In the days preceding Christmas this year, my Facebook feed has been cluttered with remarkably repetitive stories: promises to explain the political implications of “I Saw Three Ships,” “Do You Hear What I Hear,” “Good King Wenceslas,” and other Yuletide standards. Every Christmas seems characterized by some overwhelming theme. This year, apparently, it’s that Christmas traditions have political significance. Somehow, despite the weight of history, this always surprises people.
At the risk of sounding like my dad, we’ve arguably forgotten the meaning of Christmas. I don’t mean that Santa risks displacing Baby Jesus from our attention; we’ve fought that battle relentlessly already. Rather, the strident complaints about the War on Christmas have forced liturgically conservative Christians to cede all political implications of Christmas to people whose interests couldn’t coincide less with the message contained within the Gospels.
Northrop Frye writes that Jesus’ life, as we know it, remains inseparable from prophecy. True that, but it clearly also remains inseparable from politics. From its opening passages, Jesus’ biography ballyhoos its political implications. The two birth narratives, often melded into one in twee Protestant Christmas Eve services, actually have different takes on then-contemporary politics. They agree, however, on one important point: Jesus’ birth explicitly repudiates worldly power and influence.
Luke, the better-known birth narrative, begins with Joseph and Mary displaced from their home for tax purposes. It explicitly establishes Christ’s birth amid the upheaval of a conquered people, whose lives are periodically suspended to subsidize a government that rules the land, without ever working it. Re-imagine it thus: if America required every Native American back onto The Rez for BIA bureaucratic purposes, Modern Jesus might appear in such circumstances.
Matthew, by contrast, pits Jesus’ birth against Herod the Great. A puppet king established by Rome, history records Herod’s reign as a triumph of secular splendor paid for by the impoverishment of Judea’s people. Josephus records that Herod’s Temple in Jerusalem was more spectacular than any Roman religious house. And Matthew records Herod demanding an entire generation put to sword to forestall any challenge to his worldly authority.
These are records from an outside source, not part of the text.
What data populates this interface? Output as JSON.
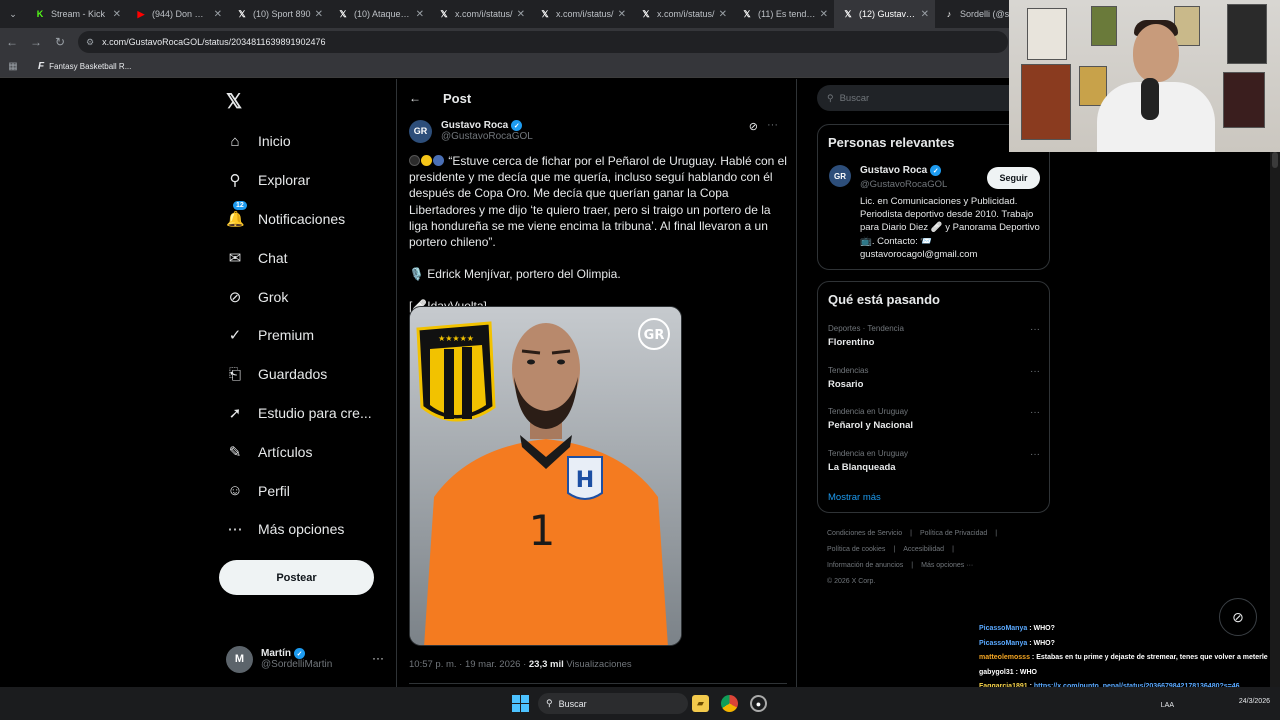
{
  "browser": {
    "tabs": [
      {
        "title": "Stream - Kick",
        "icon": "kick-icon",
        "color": "#53fc18",
        "glyph": "K"
      },
      {
        "title": "(944) Don Oma",
        "icon": "youtube-icon",
        "color": "#ff0000",
        "glyph": "▶"
      },
      {
        "title": "(10) Sport 890",
        "icon": "x-logo-icon",
        "color": "#ffffff",
        "glyph": "𝕏"
      },
      {
        "title": "(10) Ataque Fu",
        "icon": "x-logo-icon",
        "color": "#ffffff",
        "glyph": "𝕏"
      },
      {
        "title": "x.com/i/status/",
        "icon": "x-logo-icon",
        "color": "#ffffff",
        "glyph": "𝕏"
      },
      {
        "title": "x.com/i/status/",
        "icon": "x-logo-icon",
        "color": "#ffffff",
        "glyph": "𝕏"
      },
      {
        "title": "x.com/i/status/",
        "icon": "x-logo-icon",
        "color": "#ffffff",
        "glyph": "𝕏"
      },
      {
        "title": "(11) Es tenden",
        "icon": "x-logo-icon",
        "color": "#ffffff",
        "glyph": "𝕏"
      },
      {
        "title": "(12) Gustavo R",
        "icon": "x-logo-icon",
        "color": "#ffffff",
        "glyph": "𝕏",
        "active": true
      },
      {
        "title": "Sordelli (@sor",
        "icon": "tiktok-icon",
        "color": "#ffffff",
        "glyph": "♪"
      }
    ],
    "url": "x.com/GustavoRocaGOL/status/2034811639891902476",
    "bookmark": "Fantasy Basketball R..."
  },
  "nav": {
    "items": [
      {
        "label": "Inicio",
        "icon": "home-icon",
        "glyph": "⌂"
      },
      {
        "label": "Explorar",
        "icon": "search-icon",
        "glyph": "⚲"
      },
      {
        "label": "Notificaciones",
        "icon": "bell-icon",
        "glyph": "🔔",
        "badge": "12"
      },
      {
        "label": "Chat",
        "icon": "mail-icon",
        "glyph": "✉"
      },
      {
        "label": "Grok",
        "icon": "grok-icon",
        "glyph": "⊘"
      },
      {
        "label": "Premium",
        "icon": "premium-icon",
        "glyph": "✓"
      },
      {
        "label": "Guardados",
        "icon": "bookmark-icon",
        "glyph": "⎗"
      },
      {
        "label": "Estudio para cre...",
        "icon": "rocket-icon",
        "glyph": "➚"
      },
      {
        "label": "Artículos",
        "icon": "article-icon",
        "glyph": "✎"
      },
      {
        "label": "Perfil",
        "icon": "person-icon",
        "glyph": "☺"
      },
      {
        "label": "Más opciones",
        "icon": "more-icon",
        "glyph": "⋯"
      }
    ],
    "post_button": "Postear",
    "account": {
      "name": "Martín",
      "handle": "@SordelliMartin",
      "initial": "M"
    }
  },
  "post": {
    "header": "Post",
    "author": {
      "name": "Gustavo Roca",
      "handle": "@GustavoRocaGOL",
      "initial": "GR"
    },
    "text1": "“Estuve cerca de fichar por el Peñarol de Uruguay. Hablé con el presidente y me decía que me quería, incluso seguí hablando con él después de Copa Oro. Me decía que querían ganar la Copa Libertadores y me dijo ‘te quiero traer, pero si traigo un portero de la liga hondureña se me viene encima la tribuna’. Al final llevaron a un portero chileno”.",
    "text2": "🎙️ Edrick Menjívar, portero del Olimpia.",
    "text3": "[🩹IdayVuelta]",
    "time": "10:57 p. m. · 19 mar. 2026 · ",
    "views_count": "23,3 mil",
    "views_label": " Visualizaciones",
    "media_watermark": "GR",
    "jersey_number": "1"
  },
  "sidebar": {
    "search_placeholder": "Buscar",
    "relevant": {
      "title": "Personas relevantes",
      "name": "Gustavo Roca",
      "handle": "@GustavoRocaGOL",
      "initial": "GR",
      "follow": "Seguir",
      "bio": "Lic. en Comunicaciones y Publicidad. Periodista deportivo desde 2010. Trabajo para Diario Diez 🩹 y Panorama Deportivo 📺. Contacto: 📨 gustavorocagol@gmail.com"
    },
    "trending": {
      "title": "Qué está pasando",
      "items": [
        {
          "category": "Deportes · Tendencia",
          "name": "Florentino"
        },
        {
          "category": "Tendencias",
          "name": "Rosario"
        },
        {
          "category": "Tendencia en Uruguay",
          "name": "Peñarol y Nacional"
        },
        {
          "category": "Tendencia en Uruguay",
          "name": "La Blanqueada"
        }
      ],
      "show_more": "Mostrar más"
    },
    "footer": {
      "links": [
        "Condiciones de Servicio",
        "|",
        "Política de Privacidad",
        "|",
        "Política de cookies",
        "|",
        "Accesibilidad",
        "|",
        "Información de anuncios",
        "|",
        "Más opciones ···",
        "© 2026 X Corp."
      ]
    }
  },
  "stream_chat": [
    {
      "user": "PicassoManya",
      "msg": "WHO?",
      "color": "u1"
    },
    {
      "user": "PicassoManya",
      "msg": "WHO?",
      "color": "u1"
    },
    {
      "user": "matteolemosss",
      "msg": "Estabas en tu prime y dejaste de stremear, tenes que volver a meterle",
      "color": "u2"
    },
    {
      "user": "gabygol31",
      "msg": "WHO",
      "color": "u3"
    },
    {
      "user": "Faqgarcia1891",
      "msg": "https://x.com/punto_penal/status/2036679842178136480?s=46",
      "color": "u4"
    }
  ],
  "taskbar": {
    "search": "Buscar",
    "lang": "LAA",
    "time": "",
    "date": "24/3/2026"
  }
}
One could continue. Luke records pre-teen Jesus disputing the religious authorities in their temple—religious authorities whom Obery Hendricks recounts weren’t spiritual shopkeepers, but an explicitly political order established to govern a conquered people. (“Priests” are, historically, lawkeepers, not shepherds.) Matthew describes Jesus’ family exiled to Egypt, an explicit allusion to Israel’s two periods of national exile in foreign lands. Both Evangelists record differing, but explicitly political, early Messianic childhoods.
This thread continues into Jesus’ ministry. Traditional liturgy loves emphasizing how Jesus called His apostles from among fishers, farmers, and other uneducated poor. The apostles’ lack of theological training is certainly significant. But equally important, Jesus called His apostles from Galilee, from people nominally Jewish, but who, through geographical inconvenience, couldn’t participate in standard Temple ritual. Jesus’ apostles weren’t merely unschooled and penniless; they were impious, despised, and possibly apostates.
Jesus seldom spoke against Roman occupation. He demanded believers “render unto Caesar” (itself a loaded story), and even healed a Centurion’s beloved servant. However, Jesus reserved His greatest wrath for Pharisees and Sadducees. Not because He opposed religious authority, as some suppose—He engaged modest, curious religious like Nicodemus in Socratic give-and-take eagerly. Rather, He opposed religious leaders because they derived their power from maintaining the status quo like Quislings.
Even His death has political implications. Douglas Adams famously claimed Jesus “had been nailed to a tree for saying how great it would be to be nice to people for a change.” But be serious: empires don’t nail hairy provincial preachers to timbers and stake them up to die in the municipal landfill for telling people to pray more. Temple authorities demanded Jesus’ death, and Pilate capitulated, because He threatened their dominion.
Though theologians across time have debated exactly why Jesus needed to die, one thread remains constant: human authority found Him dangerous. He preached against wealth, dominance, and power. He forgave sinful women while condemning lustful men. He healed and redeemed Samaritans, while chasing Jews from their Temple. He literally hugged lepers. He established power relationships exactly opposite those this world favors. Jesus’ life was wholly, explicitly political.
Catholic author (and sometime conservative mouthpiece) Garry Wills writes that “Jesus did not come to bring any form of politics.” True enough, if by “politics” we mean partisan alignments. Jesus doesn’t endorse any political party, notwithstanding both American parties’ recent eagerness to enlist His membership. But Jesus clearly had strong positions on human relationship to power. Christians need to examine this closely. Human governments can’t get us into Heaven.